Advertisements

Kenmore 158 UI: Power & Data Cable

The Arduino Mega behind the LCD panel communicates serially through the Serial1 hardware, leaving the USB connection available for its usual console + program loading functions. The cable also carries +7 VDC for the Mega’s on-board regulator, plus a few bits that might prove useful, and enough grounds to be meaningful.

The pinout on the DE-9 female back-panel connector:

  1. TX (Mini -> Mega)
  2. RX (Mini <- Mega)
  3. Current sense amp
  4. D4 Enable ATX
  5. Gnd
  6. +7V regulator
  7. Gnd
  8. Gnd
  9. Gnd

Which looks like this:

Kenmore 158 UI - cable at motor controller

Kenmore 158 UI – cable at motor controller

One could argue that I should use insulation-displacement connectors and pin headers, but there’s something to be said for a bit of meditative hand-soldering.
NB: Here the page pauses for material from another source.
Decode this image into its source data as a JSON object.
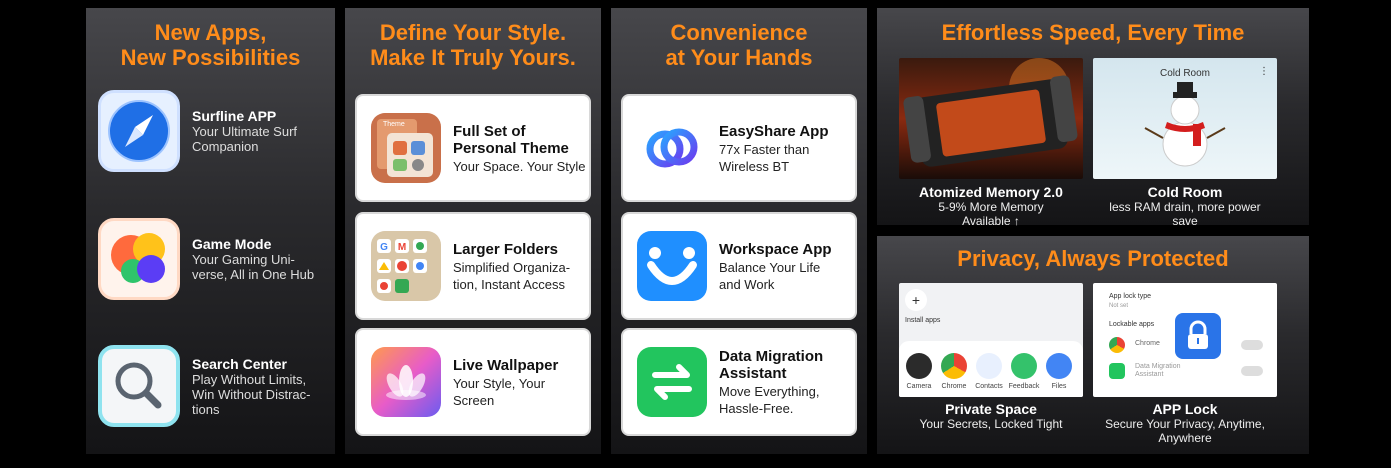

The 7 V supply drops about 90 mV through its slightly too thin wire. With current around 100 mA, that works out to 900 mΩ, including all the connectors and gimcrackery along the way. Close enough.

More cogently, one could argue that I should have used a DE-9 male connector, so as to remove the possibility of swapping the cables. So it goes. The pinout attempts to minimize damage, but ya never know.

The green jumper on the Mini’s serial pins reminds me to unplug the UI cable, lest I plug the USB adapter into it and put the serial drivers in parallel.

The 7 V regulator stands over on the left, powering both the Arduino Pro Mini and the Mega + LCD panel. My thumb tells me that piddly little heatsink isn’t quite up to its new responsibilities, unlike the now vastly overqualified heatsink on the ET227. On the other paw, that’s why I used a pre-regulator: so that same heat isn’t burning up the SMD regulators on the Arduino PCBs. Time to rummage in the Big Box o’ Heatsinks again.

Advertisements

  1. #1 by Keith Neufeld on 2015-02-04 - 10:09

    Do you worry about the conductors breaking at the ends of the D-9’s solder cups? I often “pot” such a connection in a slightly rubbery flavor of hot-melt glue, figuring that the ribbon cable is going to be less prone to breaking 1/4″ away than the bare wires at the ends of the solder joints.

    The PCB end of the cables are hand-soldered to pins and individually heat-shrunk? Very nice technique there. I do the same but maybe not always quite as tidily. :-)

    • #2 by Ed on 2015-02-04 - 11:11

      the conductors breaking at the ends of the D-9’s solder cups

      I generally close my eyes, hold my nose, and ignore that whole issue. Obviously, they’re intended for use with a connector housing or inside a never-opened case, but I haven’t had any problems to speak of.

      maybe not always quite as tidily

      Documenting this stuff has definitely up-amped my attention to detail. For the stuff that gets shown off, anyway… [grin]

  2. #3 by rkward on 2015-02-04 - 10:26

    there’s something to be said for a bit of meditative hand-soldering

    And not to mention reliability in an actual connection! I recently bought 4 50-pin ribbon cables using IDC connectors from ebay/China … you guessed it, all had at least several pins that were not reliable when slightly wiggled. I have since purchased the much more reliable AMP IDCs to replace the ends with. I don’t have a choice on either end but to use the 50-pin headers, but I’m not about to solder that many connections to a connector with pins! Price those same cables from Digikey!

    • #4 by rkward on 2015-02-04 - 10:26

      I generally use heat shrink on each connection or a hood with a strain relief but hot glue does work very well as a strain relief.